What’s also true is that each movement has its costs. The more that people populate a place, the more of that place’s ecosystem they affect; with more food comes more packaging to throw out, as with more electricity comes more bandwidth to extend, and on. Eventually every system requires an update; even the mayor’s press briefings are an example of this, going from five days a week recently for L.A. residents to now twice a week.

But what if we could update the capitalist system that Cullors calls attention to, in order to allow more people to reduce their work–and the costs accrued–in the same way?

In the midst of a world that continues spinning on its axis, coronavirus notwithstanding, it may seem like a waste of time to ask about “some day” in a future or theoretical world other than the one right in front of us.
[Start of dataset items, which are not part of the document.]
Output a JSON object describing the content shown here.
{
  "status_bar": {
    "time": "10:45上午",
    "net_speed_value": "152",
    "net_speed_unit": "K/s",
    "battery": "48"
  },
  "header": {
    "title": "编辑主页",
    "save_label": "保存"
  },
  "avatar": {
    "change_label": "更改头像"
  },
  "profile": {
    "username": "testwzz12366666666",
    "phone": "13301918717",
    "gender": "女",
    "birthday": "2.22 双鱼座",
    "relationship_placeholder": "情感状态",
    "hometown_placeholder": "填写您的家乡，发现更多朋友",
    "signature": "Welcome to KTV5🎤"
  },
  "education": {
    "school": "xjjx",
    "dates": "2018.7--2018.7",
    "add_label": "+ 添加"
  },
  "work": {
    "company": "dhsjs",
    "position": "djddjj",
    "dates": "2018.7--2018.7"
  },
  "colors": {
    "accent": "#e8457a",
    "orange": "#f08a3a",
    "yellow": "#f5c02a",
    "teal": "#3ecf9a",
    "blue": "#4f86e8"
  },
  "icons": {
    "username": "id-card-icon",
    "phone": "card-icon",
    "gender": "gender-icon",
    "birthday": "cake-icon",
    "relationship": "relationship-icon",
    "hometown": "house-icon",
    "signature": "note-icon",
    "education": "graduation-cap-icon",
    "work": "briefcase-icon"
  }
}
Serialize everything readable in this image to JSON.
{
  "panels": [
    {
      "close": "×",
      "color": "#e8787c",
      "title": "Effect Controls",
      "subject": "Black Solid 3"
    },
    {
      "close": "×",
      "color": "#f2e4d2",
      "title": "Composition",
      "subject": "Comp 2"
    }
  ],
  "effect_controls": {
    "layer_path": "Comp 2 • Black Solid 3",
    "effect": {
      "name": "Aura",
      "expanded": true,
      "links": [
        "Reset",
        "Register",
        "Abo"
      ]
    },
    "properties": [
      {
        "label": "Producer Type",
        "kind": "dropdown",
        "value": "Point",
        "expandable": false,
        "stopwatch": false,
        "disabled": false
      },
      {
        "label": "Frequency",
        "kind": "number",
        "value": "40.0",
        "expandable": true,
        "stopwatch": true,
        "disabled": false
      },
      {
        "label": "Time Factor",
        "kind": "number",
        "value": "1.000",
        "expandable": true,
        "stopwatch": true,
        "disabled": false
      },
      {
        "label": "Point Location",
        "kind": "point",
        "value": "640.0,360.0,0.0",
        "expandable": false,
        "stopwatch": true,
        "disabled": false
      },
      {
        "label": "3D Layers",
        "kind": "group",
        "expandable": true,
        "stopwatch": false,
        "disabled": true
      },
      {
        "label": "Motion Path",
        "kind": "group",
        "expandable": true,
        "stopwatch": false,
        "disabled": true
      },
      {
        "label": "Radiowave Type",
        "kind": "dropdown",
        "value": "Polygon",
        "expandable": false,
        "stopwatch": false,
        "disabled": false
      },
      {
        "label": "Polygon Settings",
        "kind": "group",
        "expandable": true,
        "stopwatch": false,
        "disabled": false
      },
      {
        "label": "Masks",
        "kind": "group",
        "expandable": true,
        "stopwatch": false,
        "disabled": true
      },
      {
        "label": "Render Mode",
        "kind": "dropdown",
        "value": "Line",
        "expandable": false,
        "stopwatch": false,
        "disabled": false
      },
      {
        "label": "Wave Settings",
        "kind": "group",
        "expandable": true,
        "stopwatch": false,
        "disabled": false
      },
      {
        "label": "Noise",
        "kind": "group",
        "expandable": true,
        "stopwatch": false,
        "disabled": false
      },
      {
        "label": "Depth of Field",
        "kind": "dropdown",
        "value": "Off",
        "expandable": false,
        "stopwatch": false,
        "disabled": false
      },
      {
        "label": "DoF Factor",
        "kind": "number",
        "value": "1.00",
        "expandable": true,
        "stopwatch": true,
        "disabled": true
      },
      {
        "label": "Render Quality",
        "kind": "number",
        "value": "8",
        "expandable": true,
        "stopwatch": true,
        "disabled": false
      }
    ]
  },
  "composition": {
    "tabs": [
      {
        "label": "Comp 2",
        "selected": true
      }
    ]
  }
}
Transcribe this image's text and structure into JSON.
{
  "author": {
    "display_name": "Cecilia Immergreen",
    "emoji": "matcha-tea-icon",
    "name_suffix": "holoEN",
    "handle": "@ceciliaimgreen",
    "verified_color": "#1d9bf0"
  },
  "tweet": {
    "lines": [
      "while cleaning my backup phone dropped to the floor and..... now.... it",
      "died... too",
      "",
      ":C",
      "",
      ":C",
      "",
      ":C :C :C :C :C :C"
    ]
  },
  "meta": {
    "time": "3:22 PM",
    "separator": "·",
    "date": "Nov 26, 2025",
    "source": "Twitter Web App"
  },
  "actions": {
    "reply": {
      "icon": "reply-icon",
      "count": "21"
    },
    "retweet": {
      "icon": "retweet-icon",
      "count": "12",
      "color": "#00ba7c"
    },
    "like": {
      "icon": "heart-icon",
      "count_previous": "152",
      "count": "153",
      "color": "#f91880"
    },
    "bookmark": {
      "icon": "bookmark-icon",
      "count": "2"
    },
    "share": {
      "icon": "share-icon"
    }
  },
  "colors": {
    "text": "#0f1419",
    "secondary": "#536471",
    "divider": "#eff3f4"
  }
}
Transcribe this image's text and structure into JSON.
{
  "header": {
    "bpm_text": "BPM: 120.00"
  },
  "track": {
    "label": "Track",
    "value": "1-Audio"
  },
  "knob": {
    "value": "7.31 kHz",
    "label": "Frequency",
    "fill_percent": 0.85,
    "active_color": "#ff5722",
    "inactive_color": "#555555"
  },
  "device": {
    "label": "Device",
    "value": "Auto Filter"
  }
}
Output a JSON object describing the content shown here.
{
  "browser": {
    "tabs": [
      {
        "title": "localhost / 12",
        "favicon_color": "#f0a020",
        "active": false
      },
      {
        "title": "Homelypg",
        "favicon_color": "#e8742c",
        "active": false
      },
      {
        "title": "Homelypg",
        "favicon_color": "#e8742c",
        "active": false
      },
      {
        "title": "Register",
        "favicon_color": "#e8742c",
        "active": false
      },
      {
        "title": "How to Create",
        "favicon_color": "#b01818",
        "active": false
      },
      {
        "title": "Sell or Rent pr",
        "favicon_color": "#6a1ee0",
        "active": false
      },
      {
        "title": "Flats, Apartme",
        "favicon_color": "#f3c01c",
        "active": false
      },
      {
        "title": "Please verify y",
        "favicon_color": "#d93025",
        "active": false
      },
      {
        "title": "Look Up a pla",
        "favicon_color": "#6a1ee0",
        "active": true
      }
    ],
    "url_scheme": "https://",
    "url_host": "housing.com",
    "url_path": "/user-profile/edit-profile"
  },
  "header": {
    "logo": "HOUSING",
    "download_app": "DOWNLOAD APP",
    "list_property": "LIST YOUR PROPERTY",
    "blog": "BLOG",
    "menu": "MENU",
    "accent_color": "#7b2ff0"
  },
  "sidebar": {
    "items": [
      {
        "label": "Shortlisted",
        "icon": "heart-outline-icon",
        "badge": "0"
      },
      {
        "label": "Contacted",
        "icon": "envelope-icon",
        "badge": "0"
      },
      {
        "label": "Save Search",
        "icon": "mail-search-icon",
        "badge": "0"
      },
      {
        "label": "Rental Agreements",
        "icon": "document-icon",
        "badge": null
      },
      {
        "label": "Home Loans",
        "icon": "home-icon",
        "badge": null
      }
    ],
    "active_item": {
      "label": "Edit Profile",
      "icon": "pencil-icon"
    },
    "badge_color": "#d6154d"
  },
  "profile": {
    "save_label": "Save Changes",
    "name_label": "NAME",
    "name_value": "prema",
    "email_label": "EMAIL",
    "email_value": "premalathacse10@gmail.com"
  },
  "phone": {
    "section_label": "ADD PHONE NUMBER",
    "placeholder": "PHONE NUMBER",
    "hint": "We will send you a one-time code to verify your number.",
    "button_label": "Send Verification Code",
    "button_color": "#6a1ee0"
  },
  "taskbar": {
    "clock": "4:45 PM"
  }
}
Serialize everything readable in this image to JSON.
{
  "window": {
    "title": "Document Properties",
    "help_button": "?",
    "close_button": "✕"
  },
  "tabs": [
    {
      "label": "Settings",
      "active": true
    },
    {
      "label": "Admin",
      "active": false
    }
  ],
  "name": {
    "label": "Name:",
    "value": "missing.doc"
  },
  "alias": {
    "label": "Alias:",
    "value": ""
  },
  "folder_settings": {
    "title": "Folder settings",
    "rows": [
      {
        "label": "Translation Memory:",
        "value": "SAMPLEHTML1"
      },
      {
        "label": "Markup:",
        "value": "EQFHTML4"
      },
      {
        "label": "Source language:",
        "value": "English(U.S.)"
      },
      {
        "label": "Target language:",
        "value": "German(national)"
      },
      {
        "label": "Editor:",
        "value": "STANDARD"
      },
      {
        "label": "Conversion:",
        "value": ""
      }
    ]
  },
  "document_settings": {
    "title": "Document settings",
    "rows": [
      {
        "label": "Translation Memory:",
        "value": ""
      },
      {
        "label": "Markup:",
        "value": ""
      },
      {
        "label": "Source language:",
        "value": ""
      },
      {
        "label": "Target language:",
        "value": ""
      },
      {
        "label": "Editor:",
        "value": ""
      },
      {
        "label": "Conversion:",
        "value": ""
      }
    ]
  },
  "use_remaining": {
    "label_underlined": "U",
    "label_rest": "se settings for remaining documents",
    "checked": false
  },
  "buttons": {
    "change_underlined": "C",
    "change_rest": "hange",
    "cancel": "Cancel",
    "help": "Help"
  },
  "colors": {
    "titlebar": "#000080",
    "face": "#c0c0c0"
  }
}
But if we don’t ask about this update, and move forward incrementally towards it, it’s not just that we may find ourselves at the losing end of a wasted opportunity costing only more human life and health. It’s that, as the last two months, and as the last twenty years, and indeed as many decades prior show: wasted opportunity is only more likely.

In any case, the honorable Ms. Cullor says:

“I don’t know what elected officials are going to do. But I know that the people of Los Angeles who have always cared about Los Angeles, who’ve cared about Los Angeles and the country, we are going to continue to do the work.”

J.T.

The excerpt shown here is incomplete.